Field of Science

Salmonella in space

A paper I've been waiting to see finally appeared, several days after the news articles about its findings. (Larry Moran has a post today about PNAs's wicked practice of letting the media gush about results of papers that aren't yet available.)

Space flight alters bacterial gene expression and virulence and reveals a role for global regulator Hfq. J. W. Wilson et al. (many authors), PNAS Sept. 27 2007. Link

Here's what the news reports said:
"The researchers found 167 genes had changed in the salmonella that went to space..."

Dr. Cheryl Nickerson, the PI on the project, is quoted (misquoted?) as saying "These bugs can sense where they are by changes in their environment. The minute they sense a different environment, they change their genetic machinery so they can survive."

This left me thinking that the genotypes of the bacteria had consistently mutated (cosmic rays) in a way that made them more virulent. From an evolutionary perspective this seemed very improbable - both in having similar mutations arise in many bacteria and in having the bacteria direct their mutations to fit their changed environment.

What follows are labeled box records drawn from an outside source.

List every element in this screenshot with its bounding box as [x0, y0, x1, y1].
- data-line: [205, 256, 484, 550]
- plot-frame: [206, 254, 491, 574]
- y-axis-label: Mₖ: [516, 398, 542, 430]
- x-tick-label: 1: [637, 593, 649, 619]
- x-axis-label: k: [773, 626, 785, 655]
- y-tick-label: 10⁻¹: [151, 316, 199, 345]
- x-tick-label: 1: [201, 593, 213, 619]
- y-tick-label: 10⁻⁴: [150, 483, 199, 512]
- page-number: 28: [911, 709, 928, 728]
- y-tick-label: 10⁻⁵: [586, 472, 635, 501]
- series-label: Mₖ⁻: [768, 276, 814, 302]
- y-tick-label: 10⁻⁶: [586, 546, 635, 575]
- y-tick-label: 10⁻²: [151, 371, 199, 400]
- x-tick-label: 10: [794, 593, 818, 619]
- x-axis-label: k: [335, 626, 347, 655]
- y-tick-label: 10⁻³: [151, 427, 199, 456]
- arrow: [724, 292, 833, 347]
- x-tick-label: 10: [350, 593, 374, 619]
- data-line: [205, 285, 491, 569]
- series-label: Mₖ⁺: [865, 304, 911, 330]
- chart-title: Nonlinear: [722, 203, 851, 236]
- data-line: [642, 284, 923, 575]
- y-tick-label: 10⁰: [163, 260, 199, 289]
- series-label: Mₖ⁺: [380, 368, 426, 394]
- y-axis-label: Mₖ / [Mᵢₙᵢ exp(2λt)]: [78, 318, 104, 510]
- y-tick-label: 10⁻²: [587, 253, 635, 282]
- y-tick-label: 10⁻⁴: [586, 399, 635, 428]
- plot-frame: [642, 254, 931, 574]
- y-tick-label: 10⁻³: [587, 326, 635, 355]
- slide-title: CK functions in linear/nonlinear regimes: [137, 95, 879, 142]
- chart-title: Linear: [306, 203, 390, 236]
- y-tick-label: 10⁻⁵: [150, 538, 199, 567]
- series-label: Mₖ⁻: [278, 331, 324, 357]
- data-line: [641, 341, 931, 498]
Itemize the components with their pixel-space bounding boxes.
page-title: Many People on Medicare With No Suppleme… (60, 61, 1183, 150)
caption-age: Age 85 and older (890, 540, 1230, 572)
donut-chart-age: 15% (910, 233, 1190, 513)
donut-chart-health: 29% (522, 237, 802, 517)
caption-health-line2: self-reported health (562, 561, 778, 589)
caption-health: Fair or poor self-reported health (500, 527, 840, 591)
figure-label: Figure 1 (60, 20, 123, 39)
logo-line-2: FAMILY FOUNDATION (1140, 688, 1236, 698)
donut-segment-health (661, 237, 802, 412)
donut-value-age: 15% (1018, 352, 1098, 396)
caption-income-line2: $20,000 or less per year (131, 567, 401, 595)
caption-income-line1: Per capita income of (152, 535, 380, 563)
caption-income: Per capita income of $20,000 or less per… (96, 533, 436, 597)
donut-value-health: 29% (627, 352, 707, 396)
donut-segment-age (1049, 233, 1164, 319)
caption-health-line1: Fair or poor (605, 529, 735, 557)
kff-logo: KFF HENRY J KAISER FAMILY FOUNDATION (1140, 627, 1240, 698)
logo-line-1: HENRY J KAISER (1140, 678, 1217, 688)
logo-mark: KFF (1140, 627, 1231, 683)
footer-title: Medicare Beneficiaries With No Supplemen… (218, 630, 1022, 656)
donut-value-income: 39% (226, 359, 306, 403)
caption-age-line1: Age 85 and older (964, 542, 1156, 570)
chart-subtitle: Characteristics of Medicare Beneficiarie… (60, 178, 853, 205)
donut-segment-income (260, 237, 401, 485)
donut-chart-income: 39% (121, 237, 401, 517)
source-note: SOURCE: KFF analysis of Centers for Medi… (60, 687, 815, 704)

Now I read the paper I discover that the genes hadn't changed at all. As the title indicates, what had changed was the expression of some genes (some turned up and some down) - this is a transient response to the altered culture conditions in space, not a genetic change. The cells in the culture that had been in space were more clumped together, in what may be the zero-gravity broth-phase equivalent of a biofilm. These bacteria caused more serious disease when injected into mice, probably because the clumping made it harder for the mouse immune system to kill them.

1 comment:

  1. Although 167 genetic changes surely did not occur it is entirely possible that a few changes did occur, which then resulted in the expression changes. The bacteria were able to grow while they were there so evolution could have occurred in that amount of time. If the zero gravity environment is similar to that of a mouse (and the authors mention that this is the case in the paper although in a different context) then it is possible that adaptations to the space environment pre-adapted the cells to the mouse. But their claims of the space environment sending a "signal" to cells telling them to change gene expression ignores evolution.